RESCATAN A MADRE QUE ERA OBLIGADA A PROSTITUIRSE

 

PRECINTO56-Hasta hace poco más de un año vivió en La Plata, hasta que se separó de su concubino y, junto a su pequeño hijo, partió hacia Ayacucho. Allí se radicó con su padre, pero hace 15 días el hombre se quedó sin casa y esta jovencita de 21 años regresó a la ciudad de las diagonales.

Retomó el contacto con su excuñada y comenzó a buscar trabajo, sin imaginar que ese simple acto iba a colocarla en una situación de extremo peligro. En definitiva, ayer la rescataron de una casa de Pablo Nogués, donde la mantuvieron cautiva y obligaron a prostituirse “luego de quitarle el nene”, informó una fuente policial. Por el caso hay una mujer detenida.

Los primeros en tomar conocimiento de esta historia fueron los detectives del Gabinete de Delitos Sexuales de la DDI La Plata, a donde el lunes pasado se presentó una joven de 26 años, para exponer lo que sucedía con su hermana de 21. Contó que hasta junio de 2011 la chica vivió en nuestra ciudad con su pareja y el hijo de ambos -ahora de 2 años-; que se mudó al interior de la provincia y que volvió hace dos semanas, quedándose en la casa de la denunciante durante tres días. 

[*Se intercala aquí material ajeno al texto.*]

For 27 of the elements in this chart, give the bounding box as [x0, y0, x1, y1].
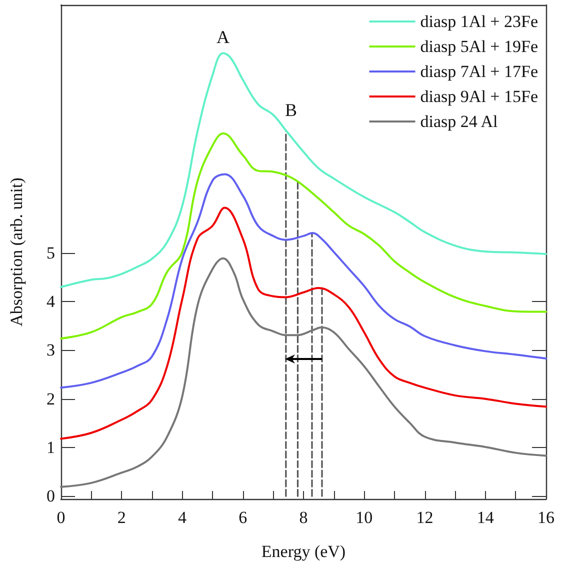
legend-label: diasp 7Al + 17Fe [420, 62, 538, 81]
legend-label: diasp 9Al + 15Fe [420, 87, 538, 106]
x-tick-label: 12 [416, 508, 434, 527]
annotation: B [284, 100, 298, 120]
x-tick-label: 10 [356, 508, 373, 527]
annotation: A [216, 27, 230, 47]
legend-label: diasp 5Al + 19Fe [420, 37, 538, 56]
y-tick-label: 2 [46, 389, 55, 408]
x-tick-label: 16 [538, 508, 554, 527]
x-tick-label: 8 [299, 508, 308, 527]
y-axis-title: Absorption (arb. unit) [7, 178, 26, 326]
legend-label: diasp 24 Al [420, 112, 498, 131]
x-tick-label: 14 [476, 508, 494, 527]
y-tick-label: 4 [46, 292, 56, 312]
x-tick-label: 4 [178, 508, 187, 527]
line-series [60, 173, 547, 389]
legend-label: diasp 1Al + 23Fe [420, 12, 538, 31]
line-series [60, 206, 547, 440]
y-tick-label: 3 [46, 340, 55, 360]
x-axis-title: Energy (eV) [261, 542, 346, 561]
y-tick-label: 1 [46, 438, 55, 457]
x-tick-label: 2 [117, 508, 126, 527]
y-tick-label: 5 [46, 243, 55, 262]
line-series [60, 132, 547, 340]
x-tick-label: 6 [238, 508, 248, 527]
line-series [60, 257, 547, 488]
y-tick-label: 0 [46, 486, 55, 506]
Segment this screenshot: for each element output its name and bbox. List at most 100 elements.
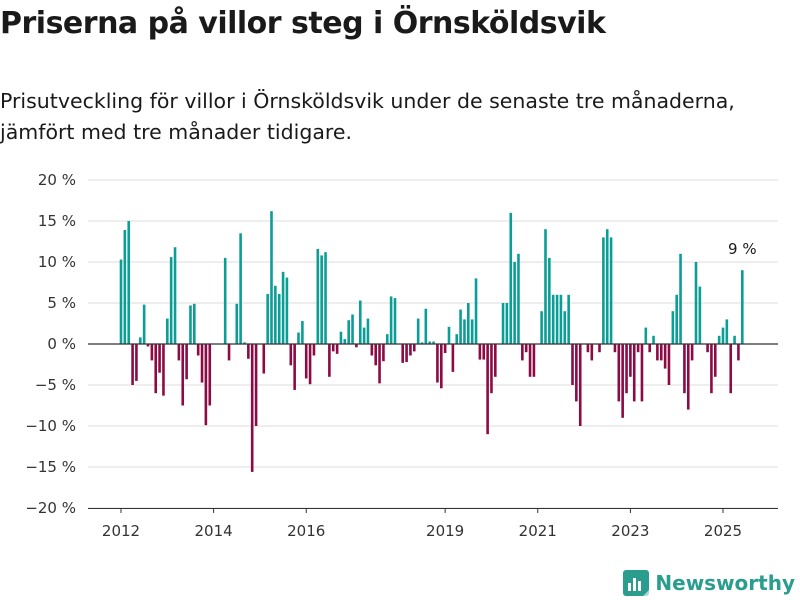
bar-positive: [671, 311, 675, 344]
bar-positive: [297, 332, 300, 344]
bar-negative: [478, 344, 482, 360]
bar-positive: [544, 229, 547, 344]
x-tick-label: 2016: [287, 522, 325, 540]
bar-negative: [486, 344, 489, 435]
y-tick-label: −5 %: [35, 376, 76, 394]
bar-positive: [513, 262, 516, 344]
bar-negative: [528, 344, 532, 377]
bar-negative: [706, 344, 709, 353]
bar-positive: [474, 278, 478, 344]
bar-negative: [335, 344, 339, 354]
bar-positive: [470, 319, 474, 344]
bar-negative: [648, 344, 651, 353]
x-tick-label: 2023: [611, 522, 649, 540]
bar-negative: [150, 344, 154, 361]
bar-positive: [567, 294, 570, 344]
bar-positive: [351, 314, 354, 344]
bar-positive: [517, 253, 520, 344]
bar-positive: [347, 320, 350, 344]
bar-negative: [196, 344, 200, 356]
bar-negative: [532, 344, 536, 377]
chart-subtitle: Prisutveckling för villor i Örnsköldsvik…: [0, 89, 735, 144]
bar-positive: [717, 335, 721, 344]
bar-negative: [659, 344, 663, 361]
bar-negative: [378, 344, 381, 384]
bar-negative: [262, 344, 266, 374]
bar-negative: [710, 344, 713, 394]
bar-positive: [119, 259, 123, 344]
bar-positive: [455, 334, 459, 344]
bar-positive: [281, 271, 285, 344]
brand-logo: Newsworthy: [623, 570, 795, 596]
bar-negative: [131, 344, 134, 385]
bar-negative: [729, 344, 733, 394]
bar-positive: [277, 293, 281, 344]
bar-negative: [185, 344, 188, 380]
bar-negative: [656, 344, 659, 361]
x-axis: 2012 2014 2016 2019 2021 2023 2025: [88, 508, 778, 540]
newsworthy-logo-icon: [623, 570, 650, 596]
bar-negative: [293, 344, 296, 390]
bar-positive: [548, 257, 551, 344]
bar-negative: [586, 344, 590, 353]
bar-negative: [204, 344, 208, 426]
chart-title: Priserna på villor steg i Örnsköldsvik: [0, 6, 606, 41]
bar-positive: [123, 230, 127, 344]
bar-positive: [235, 303, 239, 344]
bar-negative: [436, 344, 439, 383]
bar-positive: [679, 253, 682, 344]
bar-positive: [741, 270, 744, 344]
bar-positive: [169, 257, 173, 344]
bar-positive: [316, 248, 320, 344]
bar-positive: [428, 341, 432, 344]
bar-positive: [266, 293, 269, 344]
bar-positive: [193, 303, 196, 344]
bar-positive: [285, 277, 289, 344]
bar-negative: [308, 344, 312, 385]
bar-positive: [358, 300, 362, 344]
bar-positive: [362, 327, 366, 344]
bar-positive: [652, 335, 655, 344]
bar-positive: [270, 211, 273, 344]
bar-positive: [555, 294, 559, 344]
bar-negative: [227, 344, 231, 361]
bar-negative: [135, 344, 138, 381]
bar-positive: [467, 303, 470, 344]
bar-negative: [490, 344, 493, 394]
bar-negative: [690, 344, 694, 361]
bar-positive: [501, 303, 505, 344]
bar-positive: [393, 298, 397, 344]
bar-negative: [598, 344, 601, 353]
bar-negative: [370, 344, 374, 356]
bar-positive: [139, 337, 142, 344]
y-tick-label: 20 %: [38, 171, 76, 189]
bar-positive: [721, 327, 725, 344]
bar-positive: [563, 311, 567, 344]
bar-positive: [416, 318, 420, 344]
last-value-annotation: 9 %: [728, 240, 757, 258]
bar-positive: [509, 212, 513, 344]
bar-negative: [713, 344, 717, 377]
bar-negative: [629, 344, 632, 377]
bar-positive: [127, 221, 131, 344]
bar-negative: [617, 344, 621, 402]
y-tick-label: −20 %: [25, 499, 76, 517]
bar-negative: [440, 344, 443, 389]
bar-positive: [602, 237, 605, 344]
y-tick-label: 5 %: [47, 294, 76, 312]
bar-negative: [482, 344, 486, 360]
bar-positive: [223, 257, 227, 344]
bar-negative: [575, 344, 578, 402]
bar-negative: [289, 344, 293, 366]
bar-positive: [463, 319, 466, 344]
bar-negative: [686, 344, 690, 410]
bar-negative: [355, 344, 358, 348]
bar-positive: [505, 303, 509, 344]
bar-positive: [274, 285, 277, 344]
bar-positive: [694, 262, 698, 344]
bar-negative: [409, 344, 412, 356]
bar-positive: [166, 318, 169, 344]
y-tick-label: −10 %: [25, 417, 76, 435]
bar-negative: [331, 344, 335, 352]
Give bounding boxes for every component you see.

La joven relató que en ese lapso la víctima “se comunicaba telefónicamente con la hermana de su expareja”, quien vive en Hernández y la convenció de que “le llevara al nene para poder verlo”. 

La jovencita accedió y el 18 o 19 de octubre (la denunciante no pudo precisar la fecha) fue a visitar a su excuñada. Desde ese momento la hermana perdió todo contacto con ella, hasta que el 26 de octubre supo que estaba viviendo con esa mujer. La luz de alerta se encendió el lunes, cuando estando la denunciante en la casa de su abuela la víctima llamó por teléfono y, completamente angustiada, le contó que había ido a Capital Federal por un “trabajo para cuidar niños que le había conseguido su cuñada”. Quebrándose, terminó por revelar que apenas llegó le quitaron a su hijito y “la hicieron trabajar con hombres”. 

Luego le rogó que la fueran a buscar y aclaró que actualmente estaba cuidando los niños de otras “chicas que trabajaban en el lugar”.

La hermana le pidió precisiones acerca del sitio en cuestión, al que la víctima describió como un “lugar raro, del que entraba y salía gente y estaba frente a un boliche llamado Zeus”.

Luego detalló que era una casa de dos pisos, color verde y ubicada a seis cuadras de la Panamericana. Y cortó la comunicación.

Los detectives intentaron comunicarse con el número desde el que llamó la chica, pero tras varios intentos de recibir como toda respuesta que allí no vivía nadie con el nombre de la víctima, pudieron tomar contacto con ella.

La joven confirmó que no la dejaban salir de esa propiedad y que el teléfono desde el que llamó era de una de las chicas. Aseguró que estaba junto a su hijo y que había llegado allí por su cuñada, quien concurría “los sábados, para cobrar”.

De inmediato se le dio intervención al fiscal Alvaro Garganta y éste se contactó con su par a cargo de la UFI que instruye en causas por delitos conectados con la trata de personas, Fernando Cartasegna. Ambos ordenaron que ayer mismo un grupo de la DDI se trasladara a la zona indicada por la víctima para identificar la casa y rescatarla. El sitio en cuestión estaba en la localidad de Pablo Nogués, donde irrumpieron los investigadores y encontraron a la víctima y a su hijo.

“En esa casa llevaban a los clientes las jóvenes que se prostituían en el local nocturno Zeus, ubicado enfrente”, dijo una alta fuente con acceso al expediente. 

En el procedimiento fue aprehendida una mujer de nacionalidad paraguaya acusada de ser quien mantenía cautiva a la víctima y se secuestraron preservativos y teléfonos celulares.